# To find a number is prime, Why checking till n/2 is better. What is the reason for avoiding numbres in second half of n

To check if a number is prime or not, the naive way is to try dividing the number by 2 thru n, and if any operation gets remainder as 0, then we say the given number is not prime. But its optimal to divide and check only till n/2 (am aware much better way is till sqrt(n) ), I want to know the reason for skipping the second half.

say if we need to check number 11 is prime or not, 11/2 = 5. if we do 11/6 or 11/7 or 11/8 or 11/9 or 11/10 in neither of these cases we get remainder as 0. So is the case for any given number n.

Is the reason for avoiding second half this? "if you divide the given number by any number which is more than given number's half, remainder will never be 0 Or in other words, none of the numbers which are more than the given number's half can divide the given number"

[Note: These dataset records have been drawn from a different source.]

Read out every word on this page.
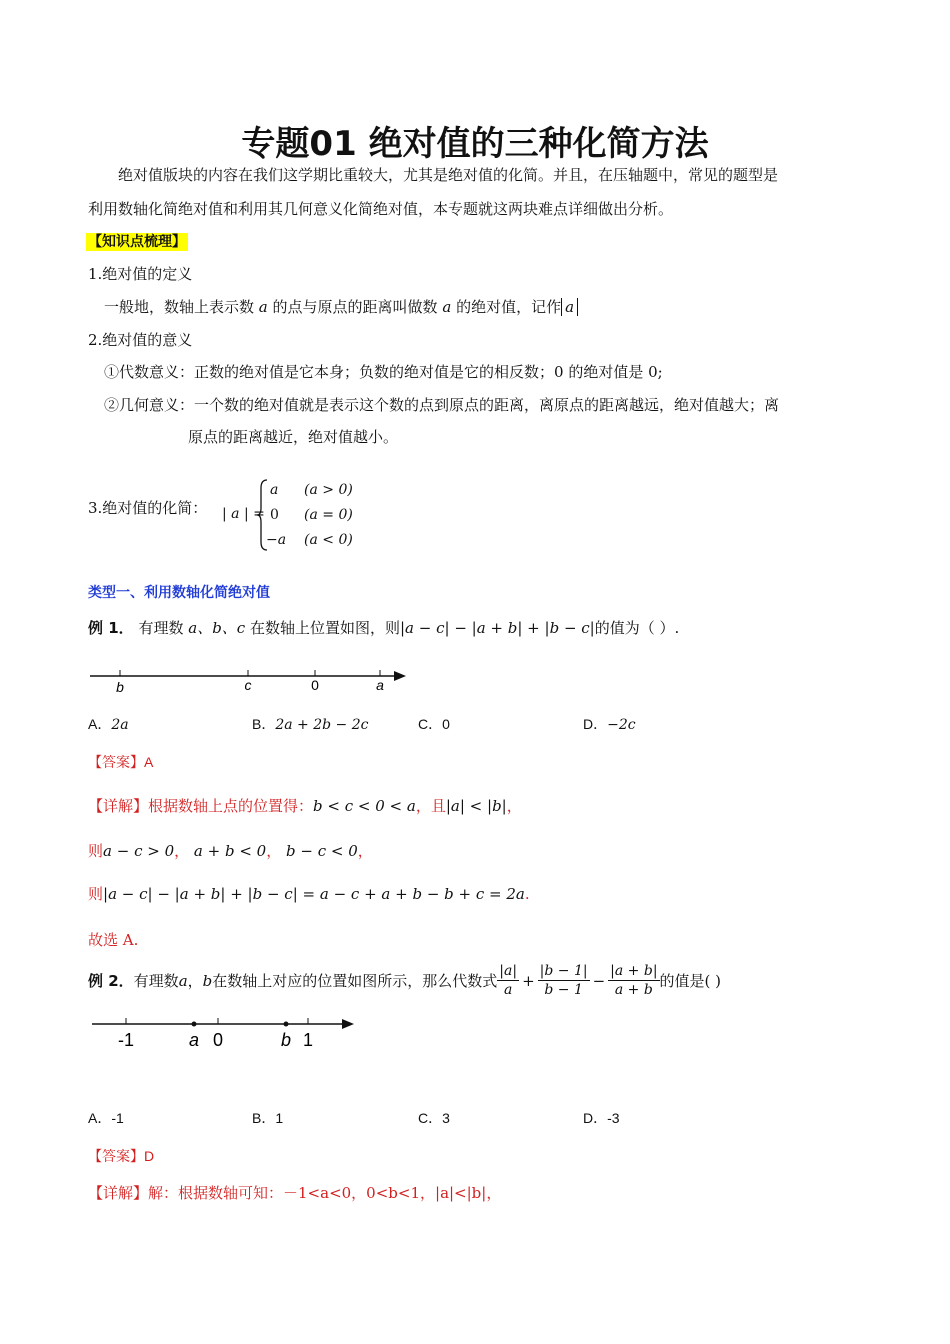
专题01 绝对值的三种化简方法
绝对值版块的内容在我们这学期比重较大，尤其是绝对值的化简。并且，在压轴题中，常见的题型是
利用数轴化简绝对值和利用其几何意义化简绝对值，本专题就这两块难点详细做出分析。
【知识点梳理】
1.绝对值的定义
一般地，数轴上表示数 a 的点与原点的距离叫做数 a 的绝对值，记作 a
2.绝对值的意义
①代数意义：正数的绝对值是它本身；负数的绝对值是它的相反数；0 的绝对值是 0;
②几何意义：一个数的绝对值就是表示这个数的点到原点的距离，离原点的距离越远，绝对值越大；离
原点的距离越近，绝对值越小。
3.绝对值的化简： | a | =
a (a > 0)
0 (a = 0)
−a (a < 0)
类型一、利用数轴化简绝对值
例 1． 有理数 a、b、c 在数轴上位置如图，则|a − c| − |a + b| + |b − c|的值为（ ）.
b	c	0	a
A．2a	B．2a + 2b − 2c	C．0	D．−2c
【答案】A
【详解】根据数轴上点的位置得：b < c < 0 < a，且|a| < |b|，
则a − c > 0， a + b < 0， b − c < 0，
则|a − c| − |a + b| + |b − c| = a − c + a + b − b + c = 2a.
故选 A.
例 2． 有理数 a ， b 在数轴上对应的位置如图所示，那么代数式 $\frac{|a|}{a} + \frac{|b - 1|}{b - 1} - \frac{|a + b|}{a + b}$ 的值是( )
-1	a 0	b 1
A．-1	B．1	C．3	D．-3
【答案】D
【详解】解：根据数轴可知：－1<a<0，0<b<1，|a|<|b|，
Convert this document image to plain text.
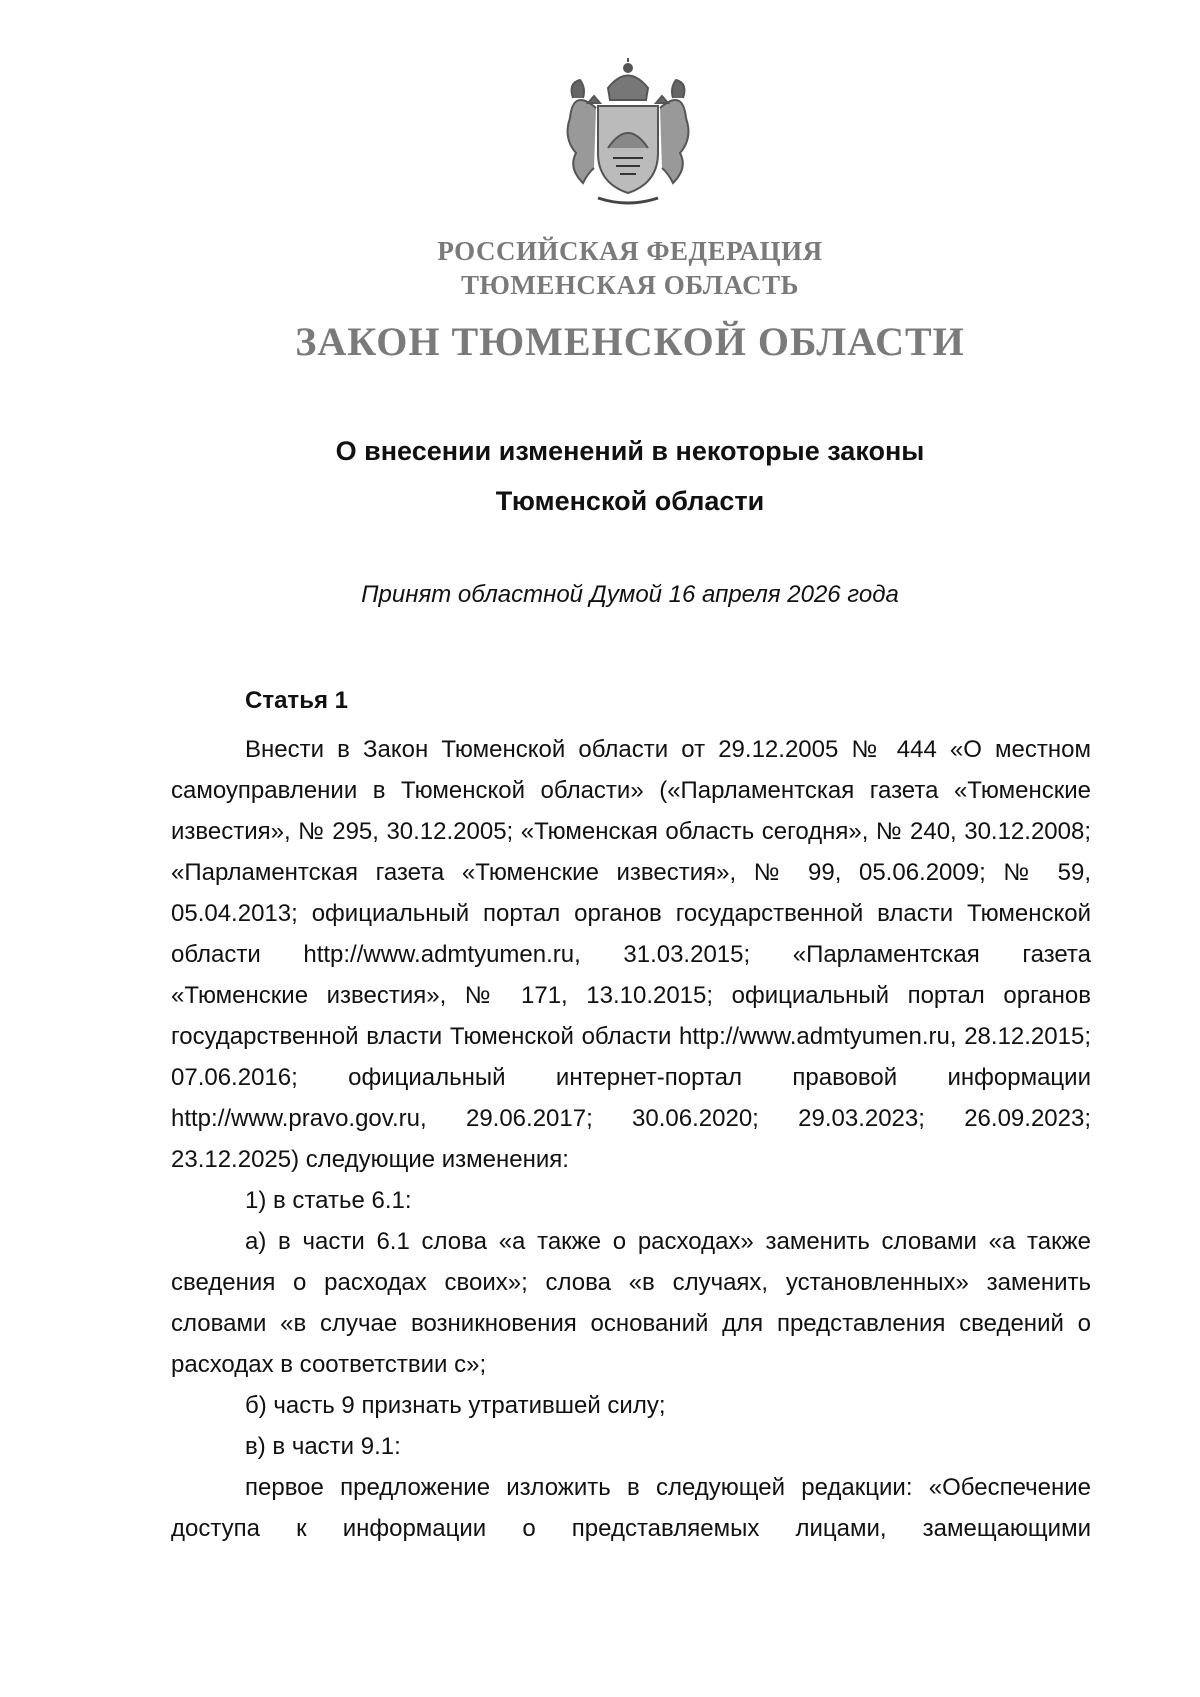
РОССИЙСКАЯ ФЕДЕРАЦИЯ
ТЮМЕНСКАЯ ОБЛАСТЬ
ЗАКОН ТЮМЕНСКОЙ ОБЛАСТИ
О внесении изменений в некоторые законы
Тюменской области
Принят областной Думой 16 апреля 2026 года
Статья 1

Внести в Закон Тюменской области от 29.12.2005 № 444 «О местном самоуправлении в Тюменской области» («Парламентская газета «Тюменские известия», № 295, 30.12.2005; «Тюменская область сегодня», № 240, 30.12.2008; «Парламентская газета «Тюменские известия», № 99, 05.06.2009; № 59, 05.04.2013; официальный портал органов государственной власти Тюменской области http://www.admtyumen.ru, 31.03.2015; «Парламентская газета «Тюменские известия», № 171, 13.10.2015; официальный портал органов государственной власти Тюменской области http://www.admtyumen.ru, 28.12.2015; 07.06.2016; официальный интернет-портал правовой информации http://www.pravo.gov.ru, 29.06.2017; 30.06.2020; 29.03.2023; 26.09.2023; 23.12.2025) следующие изменения:

1) в статье 6.1:

а) в части 6.1 слова «а также о расходах» заменить словами «а также сведения о расходах своих»; слова «в случаях, установленных» заменить словами «в случае возникновения оснований для представления сведений о расходах в соответствии с»;

б) часть 9 признать утратившей силу;

в) в части 9.1:

первое предложение изложить в следующей редакции: «Обеспечение доступа к информации о представляемых лицами, замещающими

• Actually, you can escape more than the second half. :) But, imagine that you have a number x. It can be divided by 2, 3, ..., x/2 . And that's all if you don't consider 1 and x. `x % y = 0` <=> `x = y * z`, but if you take `y > x/2` => `z < 2` and the only integer `0 < z < 2` is `1`. So, you don't care about it, because every number `x = x * 1`. – ROMANIA_engineer Sep 10 '16 at 19:03
• yes you are right. One might say the root of the number is might be enough. – ali srn Sep 10 '16 at 19:05
• No point checking past SQRT(n) beacause if any number in that range divides into n then the remainder will be less than SQRT(n) and will have already been checked. – Fruitbat Sep 10 '16 at 19:09
• Thank you @ROMANIA for explaining it in mathematical way. It made me more clear. – Venkatesh Kolla - user2742897 Sep 10 '16 at 19:17

Because, the smallest multiple that will not make it a prime is 2. If you have checked all the numbers from 0 to n/2, what multiple is left that could possibly work? If multiple by 2 is bigger than n, then a multiple of 3 or 4 etc will also be bigger than n.

So the largest factor for any number N must be <= N/2

So yes take N/2, and check all integers smaller or equal to N/2. So for 11 you would check all integers smaller than 5.5, i.e. 1, 2, 3, 4 and 5.

The square root is explained here: Why do we check up to the square root of a prime number to determine if it is prime?

And this question has been asked before.

• Thanks @PaulD actually I had gone thru the square root link and this question was to know the reason for skipping numbers greater than n/2.. and you answered it. :) – Venkatesh Kolla - user2742897 Sep 11 '16 at 2:07

To factor the number `n` you have to divide by two other integers, call them `a` and `b`. Both of those numbers need to be 2 or larger, so it doesn't make any sense to check numbers larger than `n/2`, they couldn't possibly divide evenly.

And yes, sqrt(n) is more efficient, because if `a` is larger than sqrt(n) then `b` must be smaller, and you'd have already checked it.